JK Rowling has denounced Katie Hopkins and Fox News after the former Apprentice contestant said Britons were “cowed” following the terrorist attack on Westminster.
After four people, including the assailant, were killed outside Parliament on Wednesday, Ms Hopkins told the US network Britain was “tiptoeing around cultures that join us”.
“People are cowed by one particular religion, which is promoted by the Muslim mayor, Sadiq Khan, son of the bus driver,” she said.
“People are cowed, people are afraid, and people are not united,” she continued. “Great Britain is more disunited, it is absolutely divided, more than at any time in its past, and we are in fact a nation of ghettos.

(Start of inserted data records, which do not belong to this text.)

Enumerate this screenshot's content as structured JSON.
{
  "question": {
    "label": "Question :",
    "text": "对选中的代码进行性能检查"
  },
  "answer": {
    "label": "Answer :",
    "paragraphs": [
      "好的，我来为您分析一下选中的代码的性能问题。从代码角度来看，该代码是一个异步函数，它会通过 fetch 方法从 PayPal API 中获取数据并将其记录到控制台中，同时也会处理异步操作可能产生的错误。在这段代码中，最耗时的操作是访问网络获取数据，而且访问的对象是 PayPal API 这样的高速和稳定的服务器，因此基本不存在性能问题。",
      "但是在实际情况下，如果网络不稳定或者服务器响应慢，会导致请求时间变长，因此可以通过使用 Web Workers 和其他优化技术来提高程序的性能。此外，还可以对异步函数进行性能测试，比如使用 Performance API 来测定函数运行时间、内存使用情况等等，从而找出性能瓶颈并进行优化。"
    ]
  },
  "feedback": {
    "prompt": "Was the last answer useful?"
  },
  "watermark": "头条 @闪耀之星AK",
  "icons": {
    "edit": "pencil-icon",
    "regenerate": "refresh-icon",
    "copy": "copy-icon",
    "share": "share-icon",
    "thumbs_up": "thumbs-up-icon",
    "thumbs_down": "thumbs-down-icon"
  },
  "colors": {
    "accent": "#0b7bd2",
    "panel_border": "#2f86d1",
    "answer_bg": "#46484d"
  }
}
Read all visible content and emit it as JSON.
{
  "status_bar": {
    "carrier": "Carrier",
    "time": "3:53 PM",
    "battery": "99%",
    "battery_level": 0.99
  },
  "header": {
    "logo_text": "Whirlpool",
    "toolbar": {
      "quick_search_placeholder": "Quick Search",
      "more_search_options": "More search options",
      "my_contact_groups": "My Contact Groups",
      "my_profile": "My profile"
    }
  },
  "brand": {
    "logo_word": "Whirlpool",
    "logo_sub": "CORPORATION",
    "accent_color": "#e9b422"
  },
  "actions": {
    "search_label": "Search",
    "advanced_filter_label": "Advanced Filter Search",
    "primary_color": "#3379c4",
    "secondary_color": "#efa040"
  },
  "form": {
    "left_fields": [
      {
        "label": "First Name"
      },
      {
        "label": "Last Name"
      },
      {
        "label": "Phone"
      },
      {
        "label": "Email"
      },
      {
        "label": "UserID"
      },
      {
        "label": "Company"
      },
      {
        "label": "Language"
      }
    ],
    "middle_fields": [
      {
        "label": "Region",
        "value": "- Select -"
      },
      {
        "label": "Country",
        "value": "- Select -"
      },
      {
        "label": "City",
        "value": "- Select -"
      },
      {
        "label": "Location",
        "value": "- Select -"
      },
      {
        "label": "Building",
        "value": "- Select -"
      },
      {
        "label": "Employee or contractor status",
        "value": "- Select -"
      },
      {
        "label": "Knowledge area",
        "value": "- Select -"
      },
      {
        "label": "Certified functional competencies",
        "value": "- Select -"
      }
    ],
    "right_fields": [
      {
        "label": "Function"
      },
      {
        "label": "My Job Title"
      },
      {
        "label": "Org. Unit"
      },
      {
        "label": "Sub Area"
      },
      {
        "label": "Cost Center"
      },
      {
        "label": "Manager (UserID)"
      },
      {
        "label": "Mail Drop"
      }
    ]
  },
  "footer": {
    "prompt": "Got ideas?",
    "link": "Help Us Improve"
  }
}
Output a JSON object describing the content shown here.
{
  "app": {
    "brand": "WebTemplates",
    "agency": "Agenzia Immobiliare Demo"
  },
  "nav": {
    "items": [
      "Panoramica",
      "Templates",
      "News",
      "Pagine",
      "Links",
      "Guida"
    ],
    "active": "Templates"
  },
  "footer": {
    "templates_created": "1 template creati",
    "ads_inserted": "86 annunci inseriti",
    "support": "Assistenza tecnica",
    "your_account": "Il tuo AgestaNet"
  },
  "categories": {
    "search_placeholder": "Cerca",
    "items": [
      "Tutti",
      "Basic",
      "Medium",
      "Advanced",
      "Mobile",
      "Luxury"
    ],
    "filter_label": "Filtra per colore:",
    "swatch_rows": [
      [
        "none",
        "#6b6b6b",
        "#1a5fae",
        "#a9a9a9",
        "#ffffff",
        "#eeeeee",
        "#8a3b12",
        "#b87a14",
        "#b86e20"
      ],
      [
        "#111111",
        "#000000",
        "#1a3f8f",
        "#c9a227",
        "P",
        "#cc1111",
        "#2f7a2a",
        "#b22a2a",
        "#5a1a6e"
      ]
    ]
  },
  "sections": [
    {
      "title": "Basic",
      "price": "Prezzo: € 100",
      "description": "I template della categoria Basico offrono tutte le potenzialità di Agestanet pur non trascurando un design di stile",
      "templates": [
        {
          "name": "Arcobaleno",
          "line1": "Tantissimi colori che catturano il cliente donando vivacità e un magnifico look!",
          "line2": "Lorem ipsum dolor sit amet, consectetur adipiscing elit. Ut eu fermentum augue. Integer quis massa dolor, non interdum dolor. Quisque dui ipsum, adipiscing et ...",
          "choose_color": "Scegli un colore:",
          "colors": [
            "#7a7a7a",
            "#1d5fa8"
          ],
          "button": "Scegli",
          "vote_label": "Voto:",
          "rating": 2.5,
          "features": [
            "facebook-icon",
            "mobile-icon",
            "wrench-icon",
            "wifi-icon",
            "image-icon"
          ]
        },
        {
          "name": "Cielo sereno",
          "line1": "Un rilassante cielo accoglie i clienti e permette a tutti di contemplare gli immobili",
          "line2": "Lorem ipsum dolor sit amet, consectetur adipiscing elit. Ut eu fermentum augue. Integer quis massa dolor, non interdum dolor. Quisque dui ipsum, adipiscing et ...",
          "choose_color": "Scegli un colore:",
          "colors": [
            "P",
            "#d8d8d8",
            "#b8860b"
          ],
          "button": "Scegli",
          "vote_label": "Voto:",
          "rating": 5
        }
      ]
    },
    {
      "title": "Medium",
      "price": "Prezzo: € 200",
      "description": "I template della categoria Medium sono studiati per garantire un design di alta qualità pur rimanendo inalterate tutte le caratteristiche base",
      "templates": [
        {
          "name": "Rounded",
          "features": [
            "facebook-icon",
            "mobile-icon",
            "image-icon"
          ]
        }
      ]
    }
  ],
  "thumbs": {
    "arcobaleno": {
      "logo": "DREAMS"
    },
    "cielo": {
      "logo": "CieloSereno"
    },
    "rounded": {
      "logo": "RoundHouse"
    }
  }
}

“I think liberals here actually think multiculturalism actually means we all die together, and that’s not a view I support."
Taking to Twitter, the Harry Potter author compared Ms Hopkins’ comments to the defeatist attitude of a former US ambassador’s view that Britain would lose the Second World War.
Sharing a letter sent to US President Franklin D Roosevelt from 1940, Ms Rowling wrote: “As @FoxNews and @KTHopkins tell the world that terror is cowing London, I remember pro-appeasement US Ambassador, Joseph Kennedy."
The letter reads: "The night raids are continuing to do, I think, substantial damage, and the day raids of the last three days have dealt most serious blows to Bristol, Southampton, and Liverpool. Production is definitely falling, regardless of what reports you may be getting, and with transportation smashed up the way it is, the present production output will continue to fall.
"My own feeling is that… [the British] are in a bad way. Bombers have got through in the daytime on the last three days, and on four occasions today substantial numbers of German planes have flown over London and have done some daylight bombing.
"I cannot impress upon you strongly enough my complete lack of confidence in the entire [British] conduct of this war. I was delighted to see that the President said he was not going to enter the war, because to enter this war, imagining for a minute that the English have anything to offer in the line of leadership or productive capacity in industry that could be of the slightest value to us, would be a complete misapprehension."